There are many reasons the stats are unreliable: players simply aren’t ready, they’re often working on things at the expense of results, there are an abundance of minor leaguers throwing off results, indifference in meaningless games, and most importantly sample sizes are too small to draw any real conclusions.
Just look at last spring when Raul Ibanez couldn’t hit anything at all. Most fans thought the Yankees were making a mistake including him on the roster. And it turned out that he had quite a bit left in his bat and after an injury to Brett Gardner the team leaned heavily on him.
Then there is the Jon Weber types. The nobodies who come in and catch fire in Spring Training. Then fans throw their hands up when he’s left off the roster. In Weber’s case, he was left off the Yankees in 2010. Some fans were upset. But then the team was justified after he hit just .258/.333/.325 in Triple-A that year. Two hot weeks did not change who this guy was.
There are a couple of spring training stats that I often do pay close attention too though — At Bats and Innings Pitched.

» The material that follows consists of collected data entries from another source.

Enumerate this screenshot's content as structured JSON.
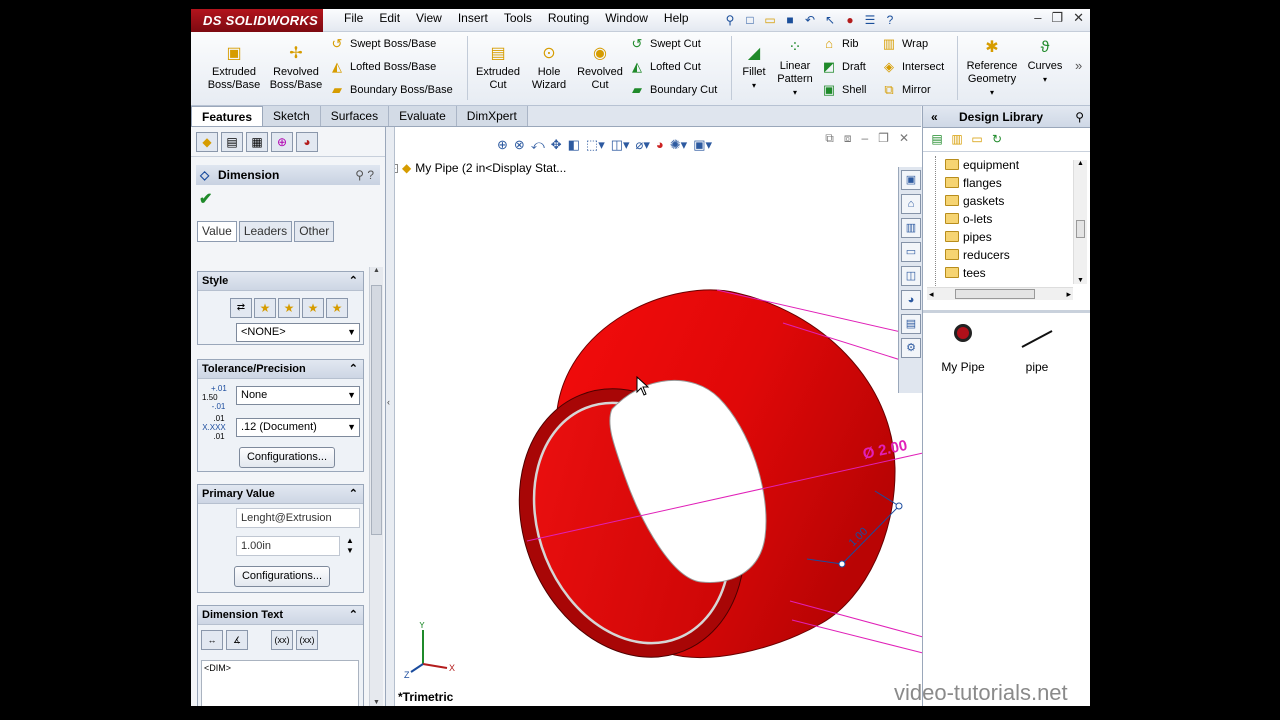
{
  "app": {
    "brand": "SOLIDWORKS",
    "brand_prefix": "DS"
  },
  "menu": [
    "File",
    "Edit",
    "View",
    "Insert",
    "Tools",
    "Routing",
    "Window",
    "Help"
  ],
  "ribbon": {
    "extruded_boss": "Extruded Boss/Base",
    "revolved_boss": "Revolved Boss/Base",
    "swept_boss": "Swept Boss/Base",
    "lofted_boss": "Lofted Boss/Base",
    "boundary_boss": "Boundary Boss/Base",
    "extruded_cut": "Extruded Cut",
    "hole_wizard": "Hole Wizard",
    "revolved_cut": "Revolved Cut",
    "swept_cut": "Swept Cut",
    "lofted_cut": "Lofted Cut",
    "boundary_cut": "Boundary Cut",
    "fillet": "Fillet",
    "linear_pattern": "Linear Pattern",
    "rib": "Rib",
    "draft": "Draft",
    "shell": "Shell",
    "wrap": "Wrap",
    "intersect": "Intersect",
    "mirror": "Mirror",
    "reference_geometry": "Reference Geometry",
    "curves": "Curves"
  },
  "tabs": [
    "Features",
    "Sketch",
    "Surfaces",
    "Evaluate",
    "DimXpert"
  ],
  "property_manager": {
    "title": "Dimension",
    "subtabs": [
      "Value",
      "Leaders",
      "Other"
    ],
    "style": {
      "header": "Style",
      "selected": "<NONE>"
    },
    "tolerance": {
      "header": "Tolerance/Precision",
      "type": "None",
      "precision": ".12 (Document)",
      "config_button": "Configurations...",
      "tol_icon_main": "1.50",
      "tol_icon_plus": "+.01",
      "tol_icon_minus": "-.01",
      "prec_icon_top": ".01",
      "prec_icon_main": "X.XXX",
      "prec_icon_bottom": ".01"
    },
    "primary_value": {
      "header": "Primary Value",
      "name": "Lenght@Extrusion",
      "value": "1.00in",
      "config_button": "Configurations..."
    },
    "dimension_text": {
      "header": "Dimension Text",
      "content": "<DIM>"
    }
  },
  "viewport": {
    "tree_label": "My Pipe  (2 in<Display Stat...",
    "view_label": "*Trimetric",
    "dim_diameter": "Ø 2.00",
    "dim_length": "1.00"
  },
  "design_library": {
    "title": "Design Library",
    "folders": [
      "equipment",
      "flanges",
      "gaskets",
      "o-lets",
      "pipes",
      "reducers",
      "tees"
    ],
    "items": [
      "My Pipe",
      "pipe"
    ]
  },
  "watermark": "video-tutorials.net",
  "colors": {
    "part": "#e00b0b",
    "dimension": "#e020b8",
    "accent": "#1b4c9e"
  }
}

These stats don’t do anything to show if a guy is doing well or not, but it does give you a good window into what the coaches want to see. Especially early in spring before the regulars have completely worked their way to 100 percent, teams will often give more playing time to the players they have questions about.

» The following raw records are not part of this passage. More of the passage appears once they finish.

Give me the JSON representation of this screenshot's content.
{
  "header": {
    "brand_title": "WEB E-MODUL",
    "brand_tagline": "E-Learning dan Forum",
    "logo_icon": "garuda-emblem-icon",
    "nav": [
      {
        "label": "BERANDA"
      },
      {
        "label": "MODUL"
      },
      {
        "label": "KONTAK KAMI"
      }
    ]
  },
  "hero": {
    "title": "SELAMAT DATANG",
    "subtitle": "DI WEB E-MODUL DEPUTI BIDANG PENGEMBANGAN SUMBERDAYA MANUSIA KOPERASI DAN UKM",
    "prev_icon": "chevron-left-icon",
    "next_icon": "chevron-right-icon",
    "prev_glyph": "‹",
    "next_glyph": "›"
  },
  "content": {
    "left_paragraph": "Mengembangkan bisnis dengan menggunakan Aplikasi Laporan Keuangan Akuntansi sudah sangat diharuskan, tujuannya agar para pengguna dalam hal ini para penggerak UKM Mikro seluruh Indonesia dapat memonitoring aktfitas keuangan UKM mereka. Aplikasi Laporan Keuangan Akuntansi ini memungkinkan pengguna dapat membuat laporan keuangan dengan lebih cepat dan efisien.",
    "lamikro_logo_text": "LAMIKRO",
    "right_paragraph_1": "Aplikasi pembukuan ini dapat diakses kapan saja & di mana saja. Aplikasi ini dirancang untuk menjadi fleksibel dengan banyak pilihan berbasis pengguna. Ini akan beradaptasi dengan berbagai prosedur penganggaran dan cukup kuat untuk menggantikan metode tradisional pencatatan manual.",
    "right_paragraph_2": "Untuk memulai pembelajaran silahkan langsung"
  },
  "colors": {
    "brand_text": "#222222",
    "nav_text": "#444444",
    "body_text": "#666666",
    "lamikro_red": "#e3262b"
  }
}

This tells us that the Yankees want to see that Gardner is healthy. He did have three setbacks last year after all. It also shows us that they are seriously considering Melky Mesa to replace Curtis Granderson early on this season and that they probably expect they are going to have to use Nix with so many injuries early on.
Behind Mesa, Juan Rivera and Matt Diaz are the other outfielders with at least 20 at bats. Zoilo Almonte, Thomas Neal, and Ronnier Mustelier follow in that order which could be a sign that we shouldn’t expect Mustelier to make the team (as an outfielder at least).

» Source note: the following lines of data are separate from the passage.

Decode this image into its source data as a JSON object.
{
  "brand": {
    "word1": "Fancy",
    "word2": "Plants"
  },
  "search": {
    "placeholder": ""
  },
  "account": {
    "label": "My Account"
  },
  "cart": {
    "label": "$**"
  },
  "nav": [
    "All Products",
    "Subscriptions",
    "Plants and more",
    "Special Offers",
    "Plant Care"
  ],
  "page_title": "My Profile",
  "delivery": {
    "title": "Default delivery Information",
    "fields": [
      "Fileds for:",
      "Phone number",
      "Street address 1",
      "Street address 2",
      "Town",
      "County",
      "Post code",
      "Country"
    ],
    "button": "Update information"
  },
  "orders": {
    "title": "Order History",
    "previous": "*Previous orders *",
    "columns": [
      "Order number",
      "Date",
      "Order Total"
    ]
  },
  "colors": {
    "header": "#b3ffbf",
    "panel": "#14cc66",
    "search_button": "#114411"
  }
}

David Phelps leads all pitchers with 14 innings pitched. This is a sign that the Yankees still don’t know what to do with him and want to see as much of him as possible before they decide. It’s no coincidence that Phelps is joined by Ivan Nova, whom he is battling for the fifth spot, as the only other starter who has pitched in more than a game.
Besides that the Yankees are mostly set in both the rotation and the bullpen so what we are looking at is whom they might call up in an emergency. It would appear that right now Jose Ramirez, Adam Warren, and Brett Marshall (each have 9 IP) are pretty much even where they might call on any one of them if there was a need in the rotation beyond Phelps and Nova. Vidal Nuno (7.1 IP) should be included in that group, epecially if you count innings he pitched with Team Dominican Republic and he’s actually thrown more than the other three so draw your own conclusions.
The fact that Dellin Betances has only pitched one inning this spring tells me a lot more than his 0.00 ERA. Even his two walks isn’t enough to say if he’s still dealing with control problems or not. I do know that the Yankees aren’t expecting much from him this year though otherwise he’d have been in a few more games.
The point is that by looking at innings pitched and at bats we can see which players the Yankees are looking at closely. Beyond that spring stats are a little useless to me.